Most Asian stocks were a mixed bag on Monday, with Chinese shares under pressure after the People’s Bank unexpectedly kept lending rates on hold, while outperformance in Japanese markets continued.
Sentiment towards regional markets remained wary in anticipation of more key economic cues this week, including Chinese gross domestic product data and and Japanese inflation. Beijing’s reaction to the Taiwan presidential election also kept traders on edge.
Japan’s Nikkei 225 was the best performer among its peers for a fourth straight session, rising 0.5% to a new 34-year high as the prospect of an ultra-dovish Bank of Japan kept traders heavily biased towards local stocks.
Japanese consumer price index (CPI) data due later this week is expected to show a sustained decline in inflation, setting a dovish tone for the BOJ when it meets later in January.
The Taiwan Weighted index rose 0.5% after Democratic Progressive Party (DPP) candidate William Lai won the Presidential election over the weekend- largely maintaining the status quo for the island in its resistance towards reunification with China.
Lai, along with the DPP, has constantly reiterated Taiwan’s independence- which has been a key point of ire for Beijing. The Chinese government reiterated its calls for reunification over the weekend, and any more action from Beijing will be in close focus ahead of Lai’s official inauguration in May.
Chinese stocks pressured by rate-cut disappointment, Q4 GDP awaited
China’s Shanghai Shenzhen CSI 300 and Shanghai Composite indexes moved little after steadying from early losses, while Hong Kong’s Hang Seng index rose 0.2% after recovering from a 0.5% loss earlier in the session.
The People’s Bank of China (PBOC) unexpectedly kept its medium-term lending rates on hold on Monday, as it struggles between shoring up economic growth and stemming further losses in the yuan. The move heralds no changes to the PBOC’s key loan prime rate later in January.
Still, Chinese stocks took some support from a liquidity injection by the PBOC.
Monday’s move showed that Beijing has limited headroom to further loosen monetary conditions and support growth- which could bode poorly for a fragile post-COVID economic recovery.
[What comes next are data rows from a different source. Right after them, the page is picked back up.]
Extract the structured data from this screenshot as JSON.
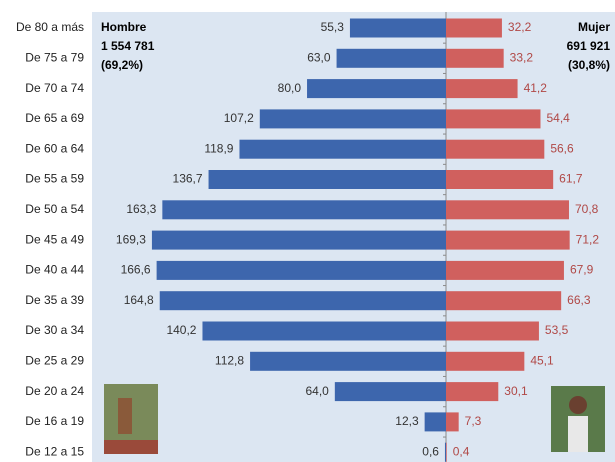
{
  "chart_data": {
    "type": "pyramid",
    "categories": [
      "De 80 a más",
      "De 75 a 79",
      "De 70 a 74",
      "De 65 a 69",
      "De 60 a 64",
      "De 55 a 59",
      "De 50 a 54",
      "De 45 a 49",
      "De 40 a 44",
      "De 35 a 39",
      "De 30 a 34",
      "De 25 a 29",
      "De 20 a 24",
      "De 16 a 19",
      "De 12 a 15"
    ],
    "series": [
      {
        "name": "Hombre",
        "color": "#3d66ad",
        "values": [
          55.3,
          63.0,
          80.0,
          107.2,
          118.9,
          136.7,
          163.3,
          169.3,
          166.6,
          164.8,
          140.2,
          112.8,
          64.0,
          12.3,
          0.6
        ],
        "value_labels": [
          "55,3",
          "63,0",
          "80,0",
          "107,2",
          "118,9",
          "136,7",
          "163,3",
          "169,3",
          "166,6",
          "164,8",
          "140,2",
          "112,8",
          "64,0",
          "12,3",
          "0,6"
        ],
        "annotation": [
          "1 554 781",
          "(69,2%)"
        ]
      },
      {
        "name": "Mujer",
        "color": "#d0605e",
        "values": [
          32.2,
          33.2,
          41.2,
          54.4,
          56.6,
          61.7,
          70.8,
          71.2,
          67.9,
          66.3,
          53.5,
          45.1,
          30.1,
          7.3,
          0.4
        ],
        "value_labels": [
          "32,2",
          "33,2",
          "41,2",
          "54,4",
          "56,6",
          "61,7",
          "70,8",
          "71,2",
          "67,9",
          "66,3",
          "53,5",
          "45,1",
          "30,1",
          "7,3",
          "0,4"
        ],
        "annotation": [
          "691 921",
          "(30,8%)"
        ]
      }
    ]
  }
}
Focus this week is largely on fourth-quarter GDP data, due on Wednesday. While growth is expected to have surpassed the government’s 5% target for 2023, a bulk of that increase is also expected to come from a low basis for comparison from the prior year.
Chinese stocks were the worst-performing Asian markets in 2023, losing between 10% to 20% as a post-COVID economic rebound failed to materialize.
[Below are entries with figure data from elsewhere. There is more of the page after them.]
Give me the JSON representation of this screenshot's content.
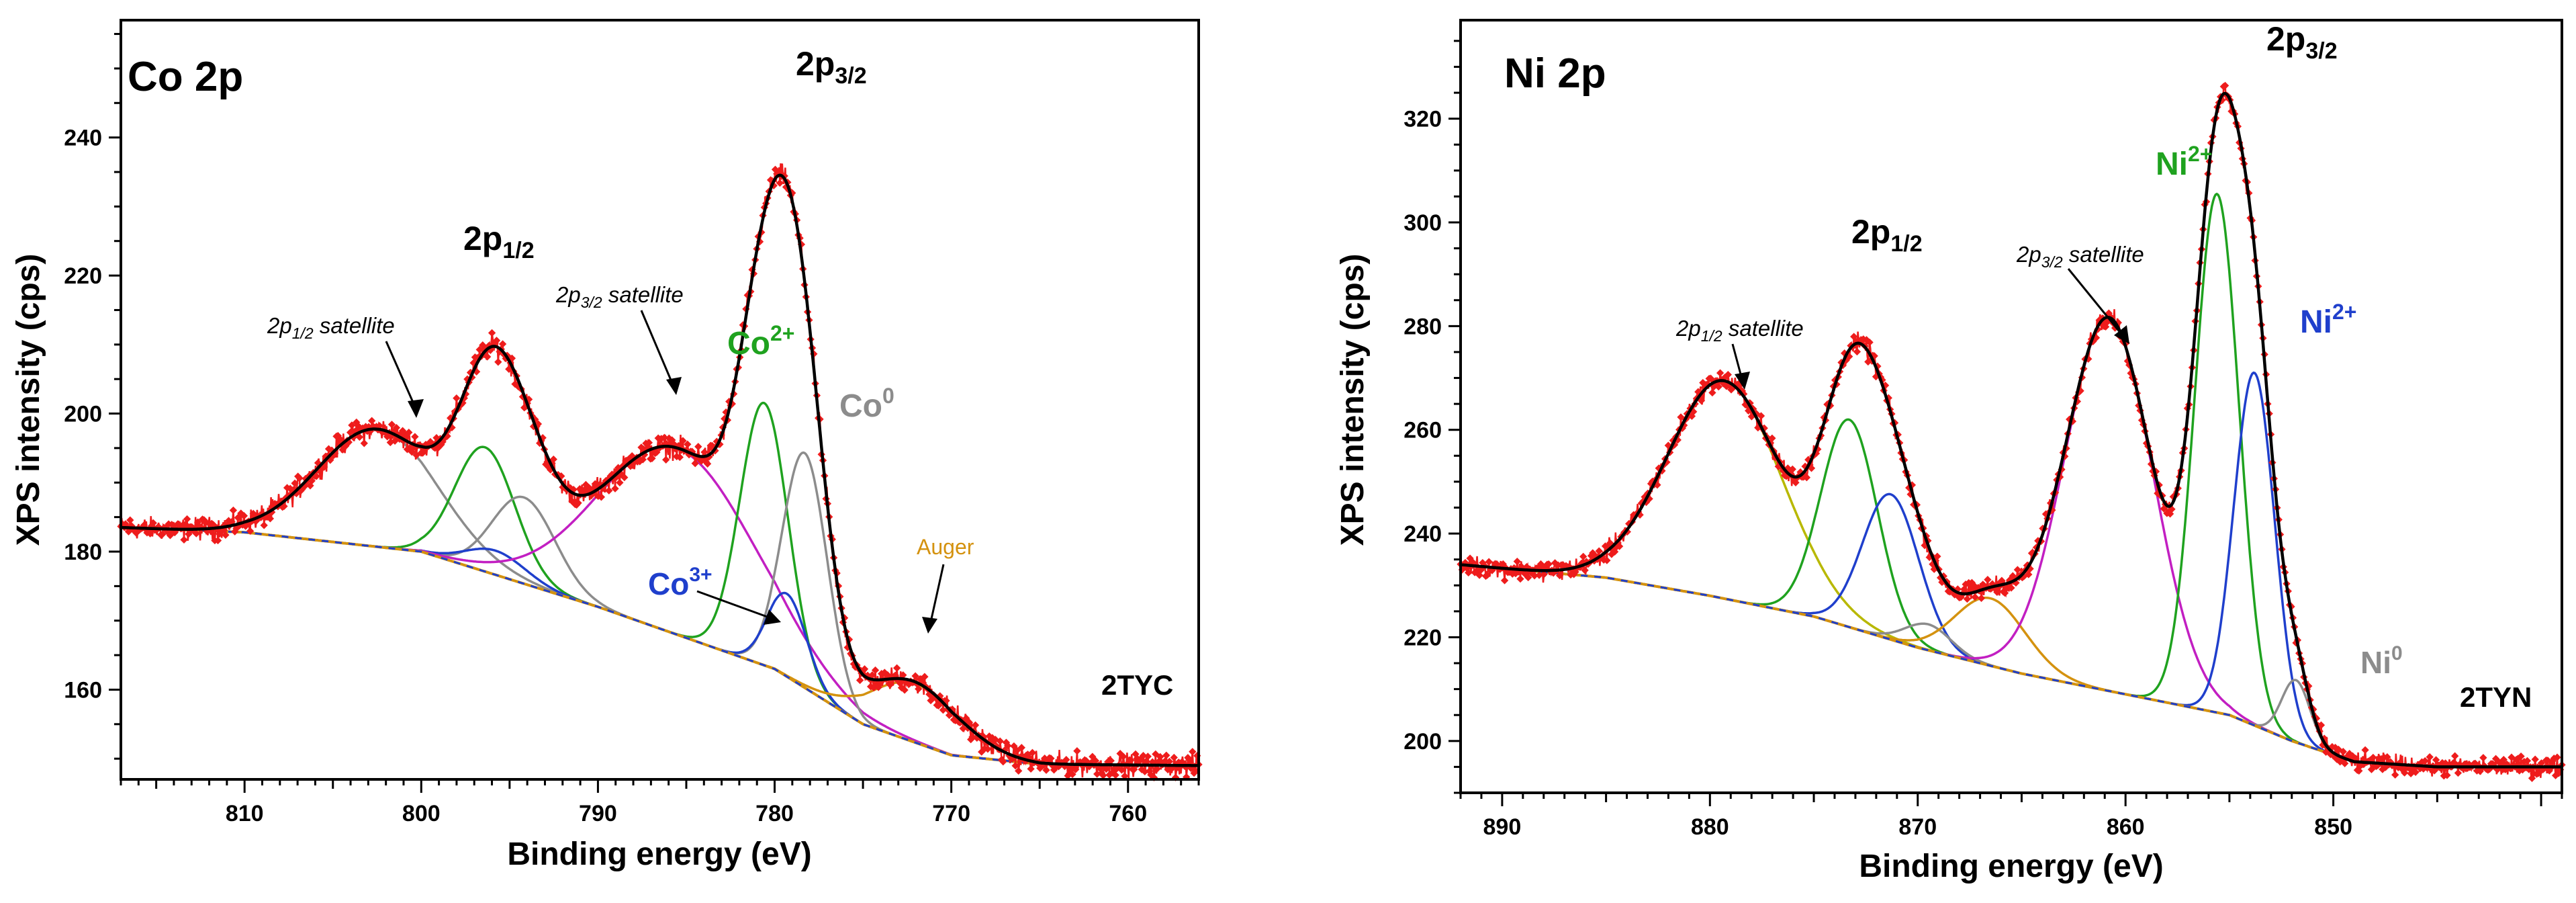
{
  "chart_data": [
    {
      "type": "line",
      "panel_title": "Co 2p",
      "sample_label": "2TYC",
      "xlabel": "Binding energy (eV)",
      "ylabel": "XPS intensity (cps)",
      "xlim": [
        817,
        756
      ],
      "ylim": [
        147,
        257
      ],
      "x_ticks": [
        810,
        800,
        790,
        780,
        770,
        760
      ],
      "y_ticks": [
        160,
        180,
        200,
        220,
        240
      ],
      "background": [
        [
          817,
          183.5
        ],
        [
          810,
          182.8
        ],
        [
          800,
          180
        ],
        [
          790,
          172
        ],
        [
          780,
          163
        ],
        [
          775,
          155
        ],
        [
          770,
          150.5
        ],
        [
          765,
          149.2
        ],
        [
          756,
          149
        ]
      ],
      "components": [
        {
          "name": "2p1/2 satellite",
          "color": "#8c8c8c",
          "center": 802.5,
          "height": 17,
          "fwhm": 8.0
        },
        {
          "name": "2p1/2 Co2+",
          "color": "#1fa21f",
          "center": 796.4,
          "height": 18,
          "fwhm": 4.0
        },
        {
          "name": "2p1/2 Co0",
          "color": "#8c8c8c",
          "center": 794.2,
          "height": 12.5,
          "fwhm": 4.2
        },
        {
          "name": "2p1/2 Co3+",
          "color": "#1f3fcc",
          "center": 795.8,
          "height": 3.5,
          "fwhm": 4.0
        },
        {
          "name": "2p3/2 satellite",
          "color": "#c21fc2",
          "center": 785.5,
          "height": 27,
          "fwhm": 10.5
        },
        {
          "name": "Co2+",
          "color": "#1fa21f",
          "center": 780.6,
          "height": 38,
          "fwhm": 3.2
        },
        {
          "name": "Co0",
          "color": "#8c8c8c",
          "center": 778.3,
          "height": 34,
          "fwhm": 3.0
        },
        {
          "name": "Co3+",
          "color": "#1f3fcc",
          "center": 779.3,
          "height": 12,
          "fwhm": 2.6
        },
        {
          "name": "Auger",
          "color": "#d4920f",
          "center": 772.0,
          "height": 8.5,
          "fwhm": 6.0
        }
      ],
      "annotations": {
        "peak_main": "2p3/2",
        "peak_second": "2p1/2",
        "sat_12": "2p1/2 satellite",
        "sat_32": "2p3/2 satellite",
        "co2": "Co2+",
        "co0": "Co0",
        "co3": "Co3+",
        "auger": "Auger"
      }
    },
    {
      "type": "line",
      "panel_title": "Ni 2p",
      "sample_label": "2TYN",
      "xlabel": "Binding energy (eV)",
      "ylabel": "XPS intensity (cps)",
      "xlim": [
        892,
        839
      ],
      "ylim": [
        190,
        339
      ],
      "x_ticks": [
        890,
        880,
        870,
        860,
        850
      ],
      "y_ticks": [
        200,
        220,
        240,
        260,
        280,
        300,
        320
      ],
      "background": [
        [
          892,
          234
        ],
        [
          885,
          231.5
        ],
        [
          880,
          228
        ],
        [
          875,
          224
        ],
        [
          870,
          218
        ],
        [
          865,
          213
        ],
        [
          860,
          209
        ],
        [
          855,
          205
        ],
        [
          852,
          200
        ],
        [
          849,
          196
        ],
        [
          845,
          195
        ],
        [
          839,
          195
        ]
      ],
      "components": [
        {
          "name": "2p1/2 satellite",
          "color": "#b8b800",
          "center": 879.3,
          "height": 42,
          "fwhm": 6.5
        },
        {
          "name": "2p1/2 Ni2+ (a)",
          "color": "#1fa21f",
          "center": 873.3,
          "height": 40,
          "fwhm": 3.2
        },
        {
          "name": "2p1/2 Ni2+ (b)",
          "color": "#1f3fcc",
          "center": 871.3,
          "height": 28,
          "fwhm": 3.2
        },
        {
          "name": "2p1/2 Ni0",
          "color": "#8c8c8c",
          "center": 869.5,
          "height": 5,
          "fwhm": 2.6
        },
        {
          "name": "orange component",
          "color": "#d4920f",
          "center": 866.5,
          "height": 13,
          "fwhm": 4.0
        },
        {
          "name": "2p3/2 satellite",
          "color": "#c21fc2",
          "center": 860.8,
          "height": 72,
          "fwhm": 5.0
        },
        {
          "name": "Ni2+ (green)",
          "color": "#1fa21f",
          "center": 855.6,
          "height": 100,
          "fwhm": 2.5
        },
        {
          "name": "Ni2+ (blue)",
          "color": "#1f3fcc",
          "center": 853.8,
          "height": 68,
          "fwhm": 2.3
        },
        {
          "name": "Ni0",
          "color": "#8c8c8c",
          "center": 851.8,
          "height": 12,
          "fwhm": 1.6
        }
      ],
      "annotations": {
        "peak_main": "2p3/2",
        "peak_second": "2p1/2",
        "sat_12": "2p1/2 satellite",
        "sat_32": "2p3/2 satellite",
        "ni2_green": "Ni2+",
        "ni2_blue": "Ni2+",
        "ni0": "Ni0"
      }
    }
  ],
  "colors": {
    "data_points": "#ee1c1c",
    "envelope": "#000000",
    "axis": "#000000",
    "background_line": "#d4920f"
  },
  "text": {
    "co": {
      "title": "Co 2p",
      "sample": "2TYC",
      "xlabel": "Binding energy (eV)",
      "ylabel": "XPS intensity (cps)",
      "p32_main": "2p",
      "p32_sub": "3/2",
      "p12_main": "2p",
      "p12_sub": "1/2",
      "sat12_main": "2p",
      "sat12_sub": "1/2",
      "sat_word": " satellite",
      "sat32_main": "2p",
      "sat32_sub": "3/2",
      "co2_main": "Co",
      "co2_sup": "2+",
      "co0_main": "Co",
      "co0_sup": "0",
      "co3_main": "Co",
      "co3_sup": "3+",
      "auger": "Auger"
    },
    "ni": {
      "title": "Ni 2p",
      "sample": "2TYN",
      "xlabel": "Binding energy (eV)",
      "ylabel": "XPS intensity (cps)",
      "p32_main": "2p",
      "p32_sub": "3/2",
      "p12_main": "2p",
      "p12_sub": "1/2",
      "sat12_main": "2p",
      "sat12_sub": "1/2",
      "sat_word": " satellite",
      "sat32_main": "2p",
      "sat32_sub": "3/2",
      "ni2g_main": "Ni",
      "ni2g_sup": "2+",
      "ni2b_main": "Ni",
      "ni2b_sup": "2+",
      "ni0_main": "Ni",
      "ni0_sup": "0"
    }
  }
}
Broader Asian markets were muted, as sentiment remained strained by the Middle East conflict. A U.S. market holiday is also expected to make for scant trading cues.
Most regional stocks were nursing some losses from last week, after hotter-than-expected U.S. inflation data spurred some doubts over early interest rate cuts by the Federal Reserve.
Australia’s ASX 200 was flat, while South Korea’s KOSPI fell 0.2%.
Futures for India’s Nifty 50 index pointed to a flat open, with local stocks largely set to track their regional peers in trading sideways. Indian wholesale price index inflation is due later on Monday, coming after data on Friday showed a smaller-than-expected increase in CPI inflation.